Nous sommes entrés dans la cuisine ensemble et nous nous sommes assis à côté d’eux. Au moins, mon frère me soutenait.

– C’est vraiment un miracle. Que nos deux enfants sont ici avec nous. – Ma mère a mentionné

– Isa a quelque chose à te dire…

C’est comme si c’était hier, je me souviens de la frustration de mon père. Je recevais des insultes de sa part, mais je ne lui en voulais pas. Cette nuit-là, j’avais été déçu par lui. Je me souviens que j’ai quitté la maison. Mais quelques jours plus tard, mes parents sont venus me chercher chez mon ami, me proposant leur soutien.

À partir de ce moment-là, j’ai su que mes parents étaient les meilleurs du monde. Je ne suis jamais allée à l’université et mon père m’a trouvé un emploi de réceptionniste à la Jackson Company. J’ai donc atterri dans l’entreprise de Santiago. Le bon côté de tout cela, c’est qu’il avait quitté le pays et que je ne le reverrais jamais.

– Hier, j’ai parlé à Pedro et il m’a dit que Don Rodrigo allait quitter l’entreprise et que son fils aîné allait la diriger.

Dieu merci, ce serait son fils aîné et non Santiago qui est le plus jeune. Personne ne savait qui était le père de mes enfants, seulement Paty. Mais pendant toutes ces années, elle n’a jamais rien dit, même si elle était la petite amie de mon frère.
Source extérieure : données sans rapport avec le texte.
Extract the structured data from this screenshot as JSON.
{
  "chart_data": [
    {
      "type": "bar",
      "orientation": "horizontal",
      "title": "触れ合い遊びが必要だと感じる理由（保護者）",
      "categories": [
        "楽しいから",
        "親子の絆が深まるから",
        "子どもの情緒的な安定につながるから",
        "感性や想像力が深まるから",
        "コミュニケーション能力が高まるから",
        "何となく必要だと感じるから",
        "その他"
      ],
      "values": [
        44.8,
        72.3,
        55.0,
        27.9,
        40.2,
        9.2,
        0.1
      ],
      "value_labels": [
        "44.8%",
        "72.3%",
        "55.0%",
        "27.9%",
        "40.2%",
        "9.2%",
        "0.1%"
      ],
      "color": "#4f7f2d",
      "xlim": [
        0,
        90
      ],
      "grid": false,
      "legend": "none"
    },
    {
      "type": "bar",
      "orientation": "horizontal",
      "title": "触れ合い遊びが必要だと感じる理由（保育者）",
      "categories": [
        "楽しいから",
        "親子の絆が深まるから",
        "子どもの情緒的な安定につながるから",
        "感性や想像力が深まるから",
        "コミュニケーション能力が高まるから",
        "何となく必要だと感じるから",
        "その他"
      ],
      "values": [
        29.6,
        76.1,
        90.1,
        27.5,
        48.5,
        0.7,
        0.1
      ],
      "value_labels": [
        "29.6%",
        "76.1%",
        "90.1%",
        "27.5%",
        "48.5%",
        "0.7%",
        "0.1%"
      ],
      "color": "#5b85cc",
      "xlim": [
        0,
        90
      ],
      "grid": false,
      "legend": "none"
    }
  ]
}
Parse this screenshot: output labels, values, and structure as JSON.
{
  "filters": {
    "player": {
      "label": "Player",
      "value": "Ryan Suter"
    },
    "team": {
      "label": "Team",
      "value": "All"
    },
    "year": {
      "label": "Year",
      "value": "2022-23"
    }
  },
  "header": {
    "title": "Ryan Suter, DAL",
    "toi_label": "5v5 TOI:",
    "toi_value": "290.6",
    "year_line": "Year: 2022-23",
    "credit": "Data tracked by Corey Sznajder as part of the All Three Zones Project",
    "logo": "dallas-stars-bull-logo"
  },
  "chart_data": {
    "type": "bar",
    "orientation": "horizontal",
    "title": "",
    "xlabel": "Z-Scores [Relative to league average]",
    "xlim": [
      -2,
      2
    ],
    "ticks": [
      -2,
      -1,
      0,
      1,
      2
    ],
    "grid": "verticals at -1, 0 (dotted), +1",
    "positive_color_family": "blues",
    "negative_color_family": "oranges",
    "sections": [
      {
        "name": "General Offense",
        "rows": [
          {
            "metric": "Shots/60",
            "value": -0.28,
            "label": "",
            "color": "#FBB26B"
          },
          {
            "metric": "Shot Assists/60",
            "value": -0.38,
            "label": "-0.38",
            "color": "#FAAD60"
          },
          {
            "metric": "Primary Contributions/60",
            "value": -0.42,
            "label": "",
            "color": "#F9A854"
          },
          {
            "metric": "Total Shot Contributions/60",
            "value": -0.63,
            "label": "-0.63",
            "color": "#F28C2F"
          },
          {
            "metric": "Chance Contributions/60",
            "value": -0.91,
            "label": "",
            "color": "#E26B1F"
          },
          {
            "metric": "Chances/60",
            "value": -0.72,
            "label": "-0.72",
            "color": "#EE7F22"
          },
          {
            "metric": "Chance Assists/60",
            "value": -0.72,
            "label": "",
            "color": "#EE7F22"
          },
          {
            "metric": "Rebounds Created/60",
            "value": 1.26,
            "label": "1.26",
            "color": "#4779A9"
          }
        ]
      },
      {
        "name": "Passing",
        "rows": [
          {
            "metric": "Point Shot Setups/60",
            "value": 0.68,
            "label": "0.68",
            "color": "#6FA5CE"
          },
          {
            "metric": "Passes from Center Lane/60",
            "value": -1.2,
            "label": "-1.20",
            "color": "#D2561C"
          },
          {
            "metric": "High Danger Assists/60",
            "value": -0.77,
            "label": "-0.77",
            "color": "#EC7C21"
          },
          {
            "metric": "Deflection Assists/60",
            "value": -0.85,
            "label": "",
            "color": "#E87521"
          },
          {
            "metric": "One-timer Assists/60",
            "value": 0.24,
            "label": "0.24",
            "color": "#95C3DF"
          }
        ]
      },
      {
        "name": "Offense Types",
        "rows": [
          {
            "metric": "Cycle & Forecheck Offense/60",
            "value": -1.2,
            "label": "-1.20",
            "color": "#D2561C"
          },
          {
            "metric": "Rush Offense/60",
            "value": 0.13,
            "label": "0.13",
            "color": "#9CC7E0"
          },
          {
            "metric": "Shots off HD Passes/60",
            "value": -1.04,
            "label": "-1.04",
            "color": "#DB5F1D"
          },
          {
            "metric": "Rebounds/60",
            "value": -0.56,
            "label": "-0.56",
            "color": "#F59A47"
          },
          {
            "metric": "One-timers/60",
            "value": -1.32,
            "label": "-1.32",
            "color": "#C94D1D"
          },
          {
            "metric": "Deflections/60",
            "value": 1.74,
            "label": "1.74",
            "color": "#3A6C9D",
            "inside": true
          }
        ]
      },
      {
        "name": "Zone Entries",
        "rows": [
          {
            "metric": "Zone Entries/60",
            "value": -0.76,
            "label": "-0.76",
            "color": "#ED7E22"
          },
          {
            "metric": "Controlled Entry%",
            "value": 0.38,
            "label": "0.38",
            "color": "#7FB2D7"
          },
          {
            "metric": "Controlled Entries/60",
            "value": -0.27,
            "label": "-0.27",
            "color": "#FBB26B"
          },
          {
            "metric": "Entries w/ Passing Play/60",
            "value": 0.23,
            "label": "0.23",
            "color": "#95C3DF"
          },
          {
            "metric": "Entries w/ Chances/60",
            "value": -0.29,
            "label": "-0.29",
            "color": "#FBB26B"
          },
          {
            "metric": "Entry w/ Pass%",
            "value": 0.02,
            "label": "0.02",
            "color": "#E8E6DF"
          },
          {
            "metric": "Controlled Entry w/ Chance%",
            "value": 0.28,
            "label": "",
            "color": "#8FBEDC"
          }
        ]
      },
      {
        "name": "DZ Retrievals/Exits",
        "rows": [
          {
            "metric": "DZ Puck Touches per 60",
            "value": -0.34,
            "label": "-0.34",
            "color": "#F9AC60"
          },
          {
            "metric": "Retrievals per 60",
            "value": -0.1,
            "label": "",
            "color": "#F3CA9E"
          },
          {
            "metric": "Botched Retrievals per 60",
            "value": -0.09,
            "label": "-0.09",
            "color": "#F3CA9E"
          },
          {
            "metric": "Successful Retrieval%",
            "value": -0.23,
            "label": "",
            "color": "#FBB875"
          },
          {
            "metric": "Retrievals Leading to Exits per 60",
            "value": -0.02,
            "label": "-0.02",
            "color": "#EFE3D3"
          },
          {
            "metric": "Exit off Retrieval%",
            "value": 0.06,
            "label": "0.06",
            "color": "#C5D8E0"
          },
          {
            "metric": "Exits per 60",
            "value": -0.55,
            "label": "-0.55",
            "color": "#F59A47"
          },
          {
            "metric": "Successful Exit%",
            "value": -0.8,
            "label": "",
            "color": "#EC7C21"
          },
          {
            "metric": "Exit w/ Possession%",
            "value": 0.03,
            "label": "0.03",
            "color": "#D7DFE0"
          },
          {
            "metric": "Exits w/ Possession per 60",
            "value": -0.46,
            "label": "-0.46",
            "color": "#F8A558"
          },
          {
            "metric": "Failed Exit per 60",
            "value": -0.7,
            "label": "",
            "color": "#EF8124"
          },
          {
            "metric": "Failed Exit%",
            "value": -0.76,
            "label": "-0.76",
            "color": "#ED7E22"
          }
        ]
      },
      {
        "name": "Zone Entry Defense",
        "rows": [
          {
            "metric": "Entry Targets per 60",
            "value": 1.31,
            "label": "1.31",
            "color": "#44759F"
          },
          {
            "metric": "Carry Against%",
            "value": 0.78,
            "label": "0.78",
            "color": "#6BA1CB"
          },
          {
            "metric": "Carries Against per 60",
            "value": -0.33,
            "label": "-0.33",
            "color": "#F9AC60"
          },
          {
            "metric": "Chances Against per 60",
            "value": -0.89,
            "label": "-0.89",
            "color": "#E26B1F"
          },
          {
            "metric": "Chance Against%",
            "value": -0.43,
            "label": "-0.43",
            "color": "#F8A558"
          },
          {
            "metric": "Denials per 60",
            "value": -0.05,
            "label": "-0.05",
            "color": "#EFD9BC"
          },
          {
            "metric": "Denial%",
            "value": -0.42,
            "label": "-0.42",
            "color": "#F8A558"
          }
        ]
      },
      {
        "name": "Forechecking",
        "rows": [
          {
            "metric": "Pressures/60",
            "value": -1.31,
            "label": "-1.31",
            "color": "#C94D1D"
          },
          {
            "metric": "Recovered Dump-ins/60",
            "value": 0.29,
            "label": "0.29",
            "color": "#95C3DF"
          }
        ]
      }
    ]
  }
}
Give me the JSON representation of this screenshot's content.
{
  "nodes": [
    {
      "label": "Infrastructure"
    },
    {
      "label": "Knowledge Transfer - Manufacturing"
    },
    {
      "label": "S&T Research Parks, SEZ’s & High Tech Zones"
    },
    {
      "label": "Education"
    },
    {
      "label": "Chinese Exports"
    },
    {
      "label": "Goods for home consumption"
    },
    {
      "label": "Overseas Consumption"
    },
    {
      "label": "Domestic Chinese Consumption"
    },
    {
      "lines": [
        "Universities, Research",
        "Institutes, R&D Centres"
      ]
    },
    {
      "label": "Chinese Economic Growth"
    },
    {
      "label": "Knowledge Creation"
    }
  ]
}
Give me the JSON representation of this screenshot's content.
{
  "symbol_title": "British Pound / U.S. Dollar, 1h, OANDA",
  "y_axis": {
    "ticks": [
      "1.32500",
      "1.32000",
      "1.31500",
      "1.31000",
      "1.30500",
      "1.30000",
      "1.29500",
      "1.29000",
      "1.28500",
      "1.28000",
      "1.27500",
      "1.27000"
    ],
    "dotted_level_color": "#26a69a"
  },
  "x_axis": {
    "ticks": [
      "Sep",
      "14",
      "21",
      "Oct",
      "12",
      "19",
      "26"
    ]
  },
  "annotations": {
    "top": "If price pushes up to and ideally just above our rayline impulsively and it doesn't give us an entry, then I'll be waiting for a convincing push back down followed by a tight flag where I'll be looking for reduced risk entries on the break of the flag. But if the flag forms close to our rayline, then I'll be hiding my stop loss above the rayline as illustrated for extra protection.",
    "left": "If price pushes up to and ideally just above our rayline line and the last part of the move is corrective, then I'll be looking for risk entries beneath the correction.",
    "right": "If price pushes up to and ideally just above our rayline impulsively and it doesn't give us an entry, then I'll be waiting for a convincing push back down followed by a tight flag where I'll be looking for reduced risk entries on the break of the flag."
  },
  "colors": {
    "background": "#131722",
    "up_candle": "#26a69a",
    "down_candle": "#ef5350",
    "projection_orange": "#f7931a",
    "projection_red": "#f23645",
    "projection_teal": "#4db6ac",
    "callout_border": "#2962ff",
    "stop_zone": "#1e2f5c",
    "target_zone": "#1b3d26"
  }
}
– Je suis vraiment désolé – j’ai répondu – Don Rodrigo est un excellent patron. J’espère que son fils viendra avec le même objectif et les mêmes valeurs que son père lui a déjà imposés, ce serait vraiment dommage qu’il jette tout cela.

– Je suis sûr qu’il viendra dans le même but – Une demi-heure plus tard, nous sommes arrivés au grand bâtiment de la société Jackson.

L’entreprise offrait divers services, mais le plus important pour eux était le plus grand distributeur de produits technologiques, tant au niveau national qu’international.

– Bonjour Abby ! – J’ai salué mon ami, qui m’accompagne depuis trois ans, à la réception.

– Bonjour Isa ! Comment s’est passée ta soirée ?

– Ne me le rappelle pas, je ne t’accompagnerai jamais dans un bar pendant la semaine. Ce matin, s’il n’y avait pas eu mes petits démons, je serais encore endormi.

– Mais nous n’avons pas passé un bon moment, vous ne pouvez pas le nier.

Abby était une fille aux cheveux roux, qui n’avait fait que deux ans d’école de commerce. Pour des raisons financières, elle n’a pas continué. Elle s’est donc retrouvée à côté de moi à la réception de l’entreprise. Nous devions toujours être présentables, car nous étions essentiellement l’image de la société Jackson. Nous étions les premiers qu’ils voyaient si un nouveau client arrivait. Nous avons donc toujours essayé de nous faire beaux, sympathiques et gentils pour tous ceux qui franchissaient les portes de l’entreprise.

– C’est pourquoi cette entreprise est la meilleure du pays. Deux belles femmes vous accueillent avec le plus beau des sourires. Brian O’donell était le directeur financier de l’entreprise et il était toujours le premier à arriver. C’était un très bel homme, ses beaux yeux bleu clair, ses cheveux blonds et une barbe en mèche lui donnaient un air très sexy.

– Bonjour M. O’Donnell – Abby a été la première à prendre la parole – Vous êtes toujours si gentil et agréable.

– C’est impossible de ne pas être gentil avec ces belles femmes et j’espère que l’une d’entre elles me dira oui très bientôt – Il m’a fait un clin d’œil et est monté dans l’ascenseur.

Si cet homme sexy et viril devait être mon futur petit ami, je lui dirais oui ce soir. Ce soir, je lui dirais oui. Cela fait des mois qu’il flirte avec nous et nous sommes sortis plusieurs fois ensemble. Il était donc temps de rendre cela plus formel.

Brian O’Donell, il serait mon petit ami et peut-être mon futur mari.